Commentary

The Genius Edition


 

The good news for doctors this week: a new path to unimaginable wealth has opened up! The bad news: only one doctor can follow this path, and, as of Saturday, the option became unavailable to the rest of us after Dr. Priscilla Chang married Facebook founder Mark Zuckerberg. It’s okay. I enjoy practicing pediatrics, and honestly, Zuckerberg isn’t my type. I’ve never really liked hoodies.

Thanks to the Centers For Disease Control and Prevention’s revised policy on childhood blood lead levels, we may not have to wait so long for the next tech genius to marry. Last week the CDC lowered the official “blood lead level of concern” from 10 mcg/dL to a new value based on the 97.5th percentile of the National Health and Nutrition Examination Survey, closer to 5 mcg/dL. Since the pediatric literature tells us any level of lead causes at least some incremental decrease in IQ, this means in only 16 short years the roads could be free of drivers who don’t know how to use a turn signal (you know who you are, blue Accord).

Maridav/iStockphoto.com

Even a slight drop in blood lead levels could mean more young drivers will know what a turn signal is and how to use it.

At least that’s what the new guidelines might mean if the CDC had any money left in its budget to implement them. With the national lead prevention program facing funding reductions from $30 million down to $2 million this fiscal year, Congress appears to be ensuring that future generations will not be deprived of lousy drivers, gullible referees, and elected representatives.

Just when you think nothing can change for the better, along comes a state program that successfully addresses the childhood obesity epidemic.
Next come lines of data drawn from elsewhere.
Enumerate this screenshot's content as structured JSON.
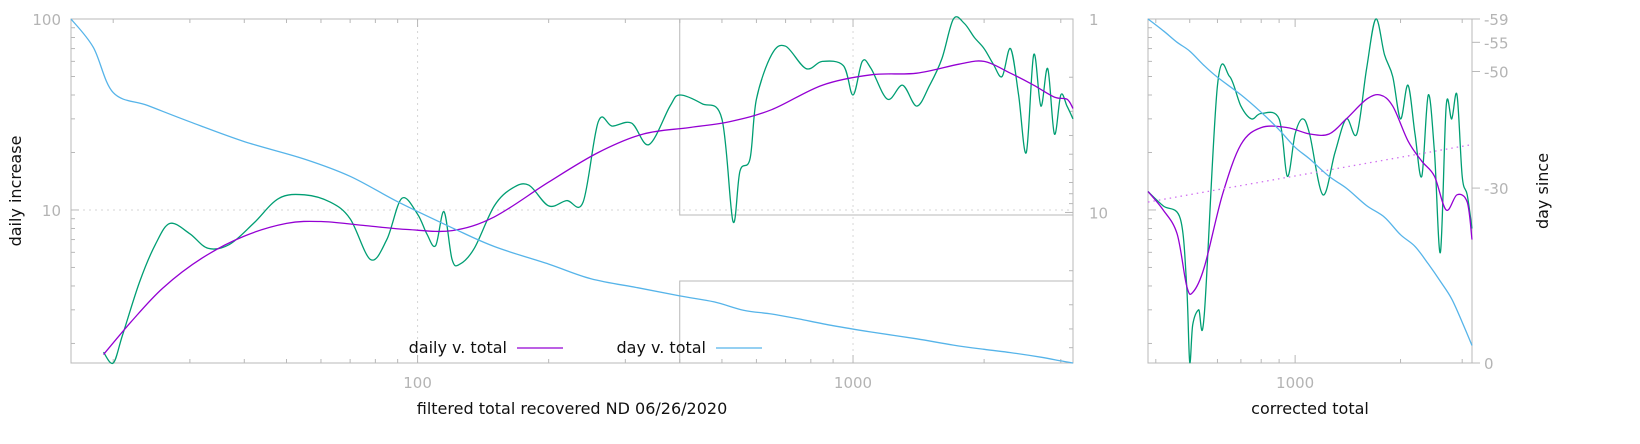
{
  "chart_data": [
    {
      "type": "line",
      "xlabel": "filtered total recovered ND 06/26/2020",
      "ylabel": "daily increase",
      "y2label": "",
      "xscale": "log",
      "yscale": "log",
      "y2scale": "log-reversed",
      "xlim": [
        16,
        3200
      ],
      "ylim": [
        1.58,
        100
      ],
      "y2lim": [
        1,
        60
      ],
      "x_ticks": [
        "100",
        "1000"
      ],
      "y_ticks": [
        "10",
        "100"
      ],
      "y2_ticks": [
        "1",
        "10"
      ],
      "grid": true,
      "legend": {
        "placement": "bottom-center",
        "entries": [
          "daily v. total",
          "day v. total"
        ]
      },
      "colors": {
        "daily_smoothed": "#9400d3",
        "daily_raw": "#009e73",
        "day": "#56b4e9"
      },
      "series": [
        {
          "name": "daily v. total",
          "axis": "y",
          "color": "#9400d3",
          "x": [
            19,
            22,
            26,
            32,
            40,
            50,
            60,
            75,
            95,
            120,
            150,
            200,
            260,
            330,
            420,
            520,
            650,
            850,
            1100,
            1400,
            1750,
            2000,
            2300,
            2600,
            2900,
            3100,
            3200
          ],
          "y": [
            1.75,
            2.6,
            3.9,
            5.6,
            7.3,
            8.5,
            8.7,
            8.3,
            7.9,
            7.8,
            9.2,
            14,
            20,
            25,
            27,
            29,
            33.5,
            45,
            51,
            52,
            58,
            60,
            52,
            45,
            39,
            38,
            34
          ]
        },
        {
          "name": "",
          "axis": "y",
          "color": "#009e73",
          "x": [
            19,
            20,
            21,
            23,
            25,
            27,
            30,
            33,
            37,
            42,
            48,
            55,
            63,
            70,
            78,
            85,
            92,
            100,
            105,
            110,
            115,
            120,
            125,
            135,
            150,
            165,
            180,
            200,
            220,
            240,
            260,
            280,
            310,
            340,
            380,
            400,
            450,
            500,
            530,
            550,
            580,
            600,
            650,
            700,
            780,
            850,
            950,
            1000,
            1050,
            1100,
            1200,
            1300,
            1400,
            1500,
            1600,
            1700,
            1800,
            1900,
            2000,
            2100,
            2200,
            2300,
            2400,
            2500,
            2600,
            2700,
            2800,
            2900,
            3000,
            3100,
            3200
          ],
          "y": [
            1.8,
            1.55,
            2.2,
            4.2,
            6.6,
            8.5,
            7.5,
            6.3,
            6.6,
            8.5,
            11.5,
            12,
            11,
            9,
            5.5,
            7,
            11.5,
            9.5,
            7.5,
            6.5,
            9.8,
            5.5,
            5.2,
            6.3,
            10.5,
            13,
            13.5,
            10.5,
            11.2,
            11,
            29,
            27.5,
            28.5,
            22,
            35,
            40,
            36,
            30,
            8.7,
            16,
            18.5,
            38,
            65,
            72,
            55,
            60,
            57,
            40,
            60,
            55,
            38,
            45,
            35,
            45,
            62,
            100,
            95,
            80,
            70,
            58,
            50,
            70,
            40,
            20,
            65,
            35,
            55,
            25,
            40,
            35,
            30
          ]
        },
        {
          "name": "day v. total",
          "axis": "y2",
          "color": "#56b4e9",
          "x": [
            16,
            18,
            20,
            24,
            30,
            40,
            55,
            70,
            90,
            120,
            150,
            200,
            250,
            320,
            400,
            480,
            560,
            650,
            750,
            900,
            1100,
            1400,
            1700,
            2000,
            2300,
            2700,
            3000,
            3200
          ],
          "y": [
            1,
            1.4,
            2.4,
            2.8,
            3.4,
            4.3,
            5.3,
            6.5,
            8.8,
            12,
            15,
            18.5,
            22,
            24.5,
            27,
            29,
            32,
            33.5,
            35.5,
            38.5,
            41.5,
            45,
            48.5,
            51,
            53,
            56,
            58.5,
            60
          ]
        }
      ]
    },
    {
      "type": "line",
      "xlabel": "corrected total",
      "ylabel": "",
      "y2label": "day since",
      "xscale": "log",
      "yscale": "log",
      "y2scale": "linear",
      "xlim": [
        380,
        3200
      ],
      "ylim": [
        1.58,
        100
      ],
      "y2lim": [
        0,
        -59
      ],
      "x_ticks": [
        "1000"
      ],
      "y2_ticks": [
        "-59",
        "-55",
        "-50",
        "-30",
        "0"
      ],
      "grid": false,
      "colors": {
        "daily_smoothed": "#9400d3",
        "daily_raw": "#009e73",
        "day": "#56b4e9",
        "trend": "#d070f0"
      },
      "series": [
        {
          "name": "",
          "axis": "y",
          "color": "#9400d3",
          "x": [
            380,
            420,
            460,
            490,
            510,
            550,
            620,
            700,
            800,
            950,
            1100,
            1250,
            1400,
            1600,
            1750,
            1900,
            2100,
            2300,
            2500,
            2700,
            2900,
            3100,
            3200
          ],
          "y": [
            12.5,
            10,
            7.5,
            4,
            3.7,
            5,
            12,
            22,
            27,
            27,
            25,
            25,
            30,
            38,
            40,
            35,
            23,
            18,
            15,
            10,
            12,
            11,
            7
          ]
        },
        {
          "name": "",
          "axis": "y",
          "color": "#009e73",
          "x": [
            380,
            420,
            470,
            490,
            500,
            510,
            530,
            550,
            600,
            650,
            700,
            750,
            800,
            900,
            950,
            1000,
            1050,
            1100,
            1200,
            1300,
            1400,
            1500,
            1600,
            1700,
            1800,
            1900,
            2000,
            2100,
            2200,
            2300,
            2400,
            2500,
            2600,
            2700,
            2800,
            2900,
            3000,
            3100,
            3200
          ],
          "y": [
            12.5,
            10.5,
            9,
            4,
            1.6,
            2.5,
            3,
            2.8,
            45,
            50,
            35,
            30,
            32,
            30,
            15,
            25,
            30,
            25,
            12,
            20,
            30,
            25,
            55,
            100,
            65,
            50,
            30,
            45,
            25,
            15,
            40,
            20,
            6,
            35,
            30,
            40,
            15,
            12,
            8
          ]
        },
        {
          "name": "",
          "axis": "y",
          "color": "#d070f0",
          "x": [
            380,
            3200
          ],
          "y": [
            11,
            22
          ]
        },
        {
          "name": "",
          "axis": "y2",
          "color": "#56b4e9",
          "x": [
            380,
            420,
            460,
            500,
            550,
            600,
            700,
            800,
            900,
            1000,
            1100,
            1250,
            1400,
            1600,
            1800,
            2000,
            2200,
            2400,
            2600,
            2800,
            3000,
            3200
          ],
          "y": [
            -59,
            -57,
            -55,
            -53.5,
            -51,
            -49,
            -46,
            -43,
            -40,
            -37,
            -35,
            -32,
            -30,
            -27,
            -25,
            -22,
            -20,
            -17,
            -14,
            -11,
            -7,
            -3
          ]
        }
      ]
    }
  ]
}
Go ahead and guess the state. Did you say New Hampshire? Vermont? California? Wrong! Try Mississippi. Having grown up just on the Tennessee side of the state line, I have an ingrained habit of ridiculing Mississippi, possibly the only state in the Union Tennesseans can legitimately make fun of.

But starting with former Governor Haley Barbour and continuing through current Governor Phil Bryant’s administration, the state, often ranked 50th on child and adult health measures, has implemented the Mississippi Healthy Students Act. State law now requires public schools to meet new physical activity and health instruction guidelines, and it mandated healthier offerings in school cafeterias. (There’s no “mystery meat” in Mississippi; it’s all pork. See, there I go again!) A study from the Center For Mississippi Health Policy demonstrates a significant drop in obesity rates from 2005 to 2011, and Mississippi ranks in the CDC’s top 10 states for limiting unhealthy school snacks. Fortunately for us Tennesseans, our state also borders my current home of North Carolina, where if we keep slashing budgets for child health, education, and nutrition we should easily be able to replace Mississippi as a punch line.

Does it seem to you we’re always drowning in something: debt, text messages, metaphors? Sometimes it’s easy to forget that the most common thing people drown in is water. In fact, according to a report last week from the CDC, drowning is now the second most common cause of death among US children aged 1 to 4, right behind birth defects, even though rates of drowning deaths have declined in the last decade. The CDC reminds parents to institute some simple safety measures. They should install fences around swimming pools, avoid drinking alcohol while supervising children, ensure boaters and weak swimmers use life-jackets, and hire lifeguards. Of course if you want to hire a lifeguard, it helps to first marry an Internet tycoon.